Réunion du 25 juin 2019 à 14h30
Débat à la suite de la réunion du conseil européen des 20 et 21 juin 2019

Photo de Christophe PriouChristophe Priou :

Monsieur le président, madame la secrétaire d’État, mes chers collègues, le Conseil européen a adopté des conclusions dans plusieurs domaines stratégiques, dont le changement climatique. La hausse des températures est une réalité éprouvée concrètement cette semaine, y compris dans cet hémicycle !

Quelle que soit la température ressentie en ce moment, il est utile d’évoquer, parmi les intérêts stratégiques de l’Union européenne à protéger, le climat. L’Union a tout intérêt à construire une Europe du climat qui ne soit pas en opposition avec le développement économique.

Le Conseil européen du 20 juin 2019 affirme que « l’Europe doit s’appuyer sur une approche inclusive et durable, qui tire parti des changements induits par la transition énergétique ». Vaste programme, aurait dit le général de Gaulle, à l’origine de bien des politiques européennes.

Plus loin, le Conseil européen explique que l’Union doit montrer la voie pour une neutralité climatique en tenant compte des situations nationales tout en étant socialement juste. C’est la quadrature du cercle.

Au-delà d’un appel à se conformer à l’accord de Paris, il n’y a rien de concret dans cette feuille de route. Pourtant, nous répétons depuis de nombreuses années que la planète ne peut plus attendre. Le marché européen de l’énergie intégré n’existe pas encore, tant s’en faut.
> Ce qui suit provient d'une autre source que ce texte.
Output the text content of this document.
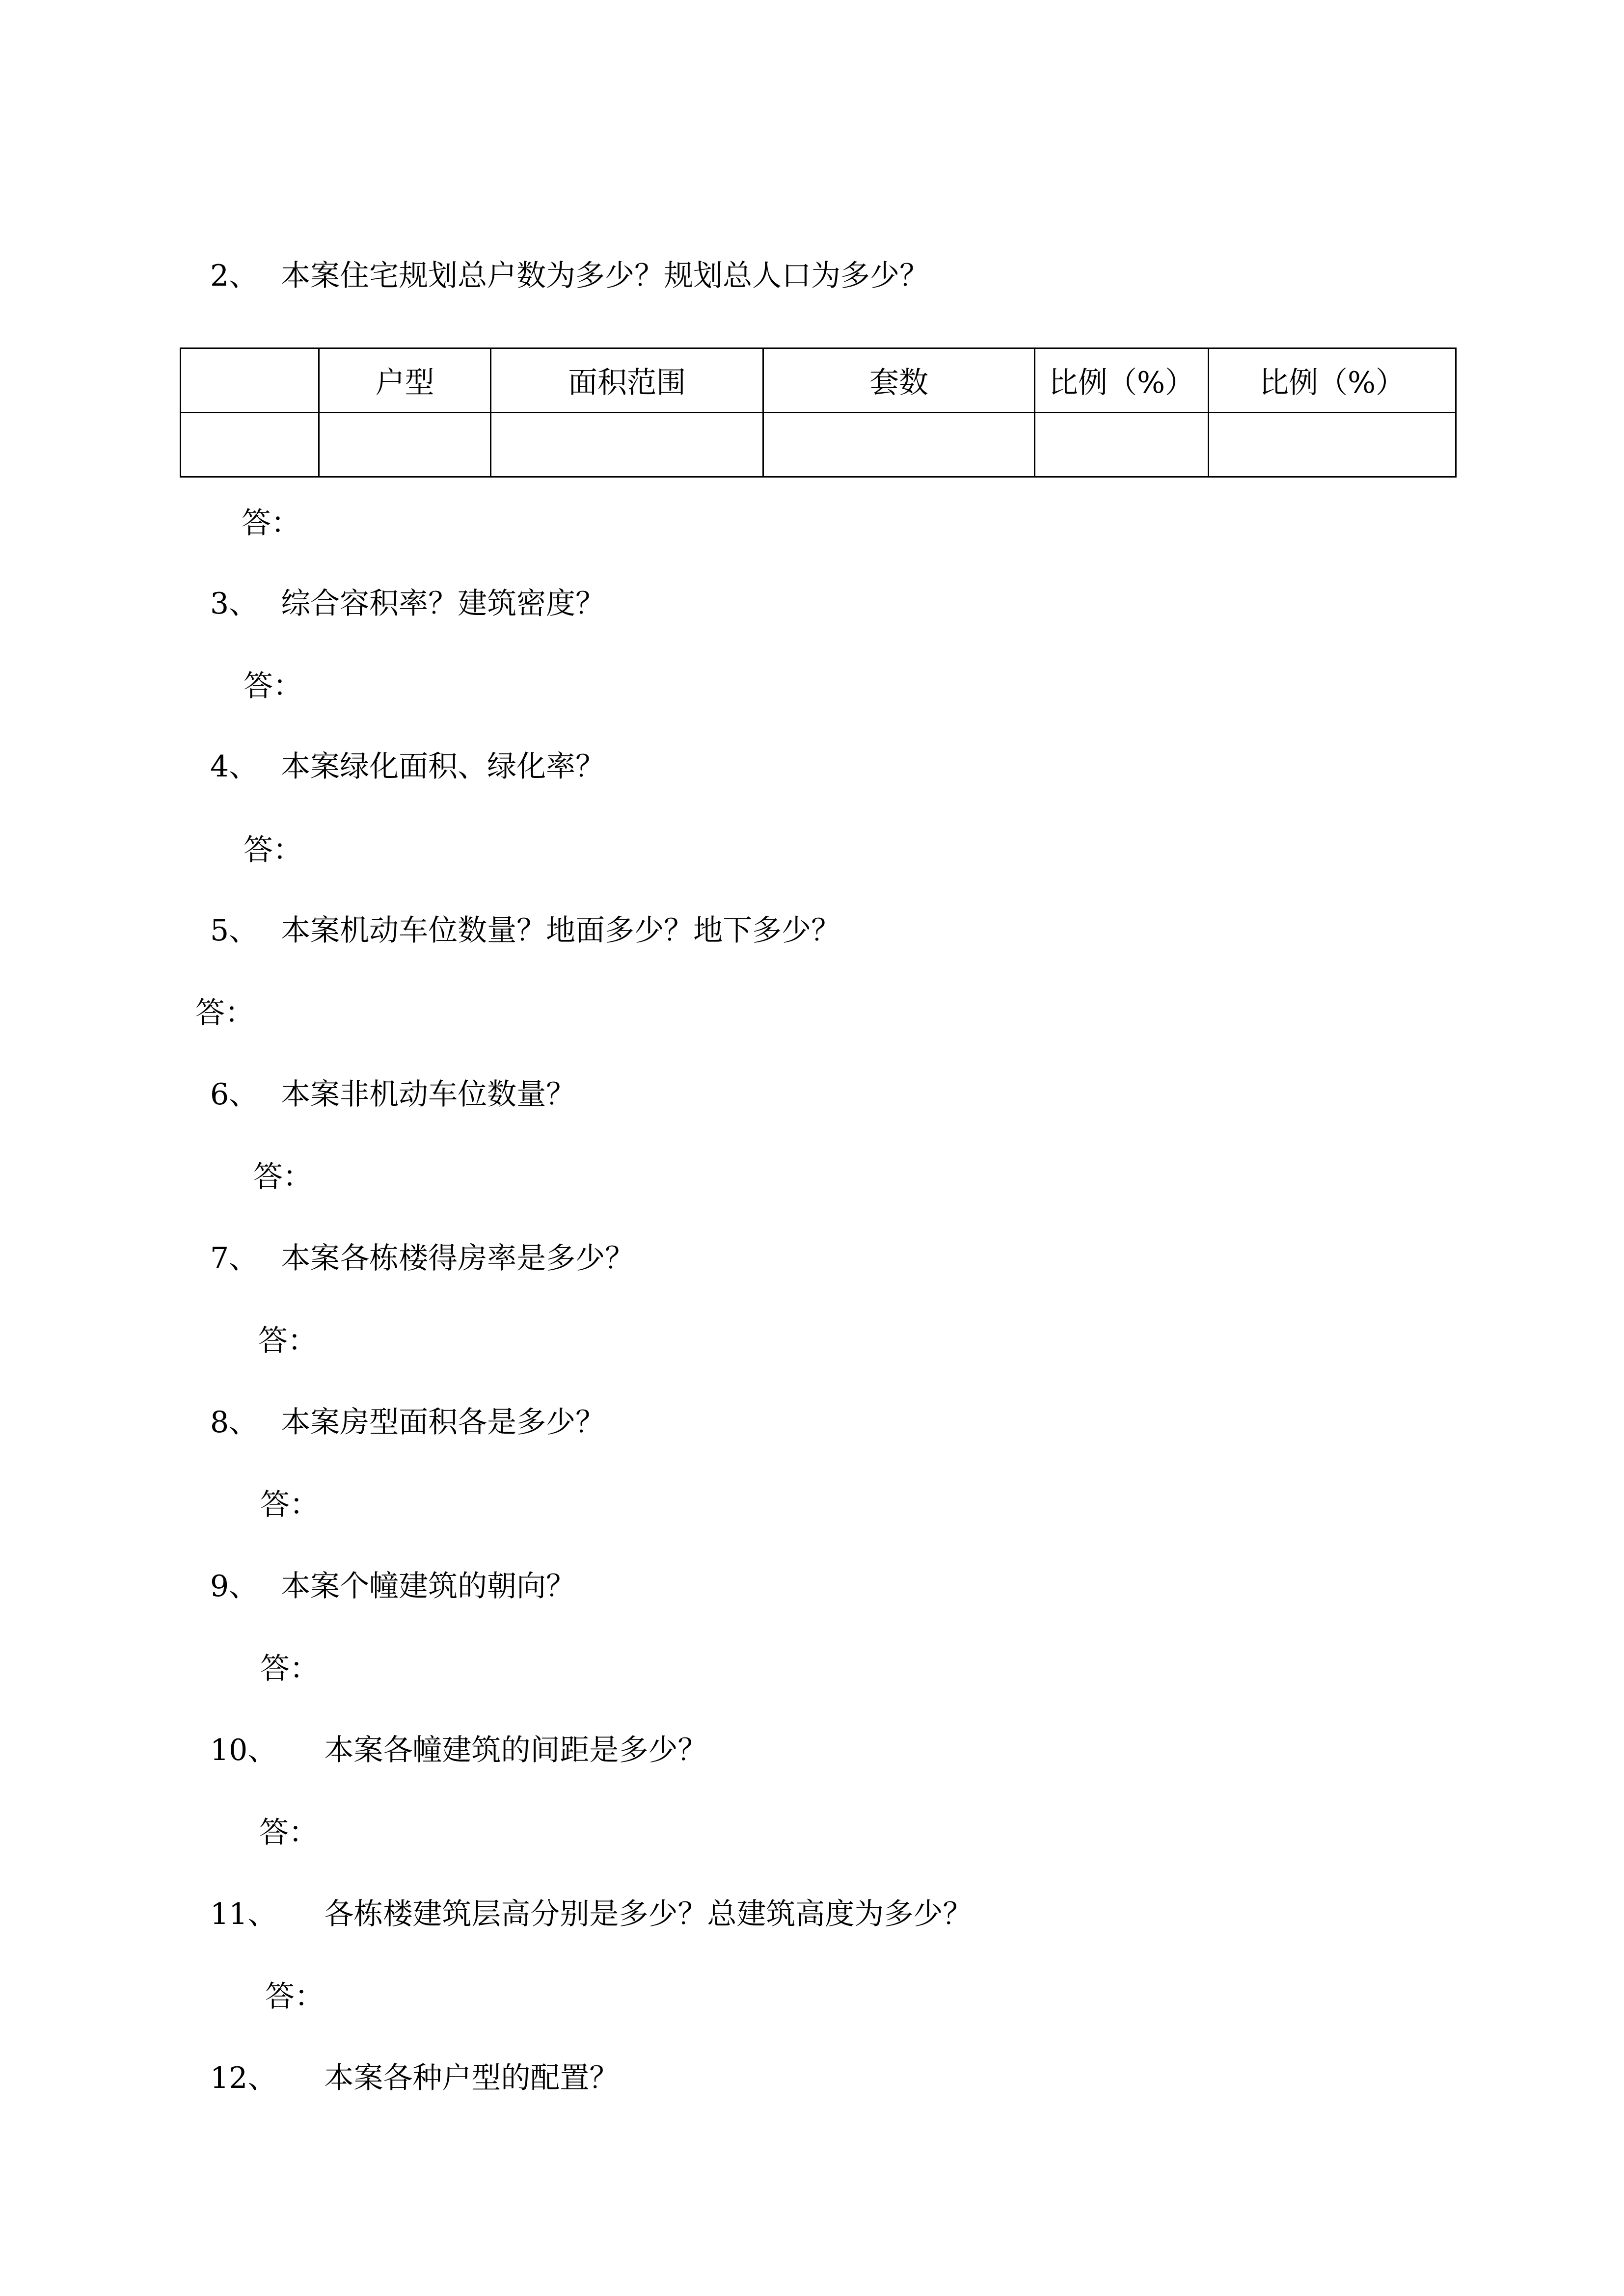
2、 本案住宅规划总户数为多少？规划总人口为多少？
	户型	面积范围	套数	比例（%）	比例（%）

答：
3、 综合容积率？建筑密度？
答：
4、 本案绿化面积、绿化率？
答：
5、 本案机动车位数量？地面多少？地下多少？
答：
6、 本案非机动车位数量？
答：
7、 本案各栋楼得房率是多少？
答：
8、 本案房型面积各是多少？
答：
9、 本案个幢建筑的朝向？
答：
10、 本案各幢建筑的间距是多少？
答：
11、 各栋楼建筑层高分别是多少？总建筑高度为多少？
答：
12、 本案各种户型的配置？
L’accélération de la transition vers les énergies renouvelables est complexe, notamment en France.

Par exemple, en 2018, la ferme d’éoliennes offshore la plus puissante du monde a été inaugurée en mer d’Irlande. Il existe plus de 4 000 éoliennes maritimes en Europe, essentiellement réparties au large du Royaume-Uni, de l’Allemagne, du Danemark, des Pays-Bas, de la Belgique et de la Suède. Il n’y en a aucune sur les côtes françaises. Notre pays creuse son retard, alors qu’il dispose de la deuxième zone économique exclusive du monde : 11 millions de kilomètres carrés. Des industriels français finissent par développer des projets à l’étranger.

Je rappelle que le premier appel d’offres pour développer la filière remonte à 2011. Aujourd’hui, ailleurs en Europe, il faut quatre ou cinq ans pour créer un parc éolien en mer. La France double la mise avec des périodes de recours de trois ou de quatre ans supplémentaires. Une telle situation n’existe nulle part ailleurs en Europe.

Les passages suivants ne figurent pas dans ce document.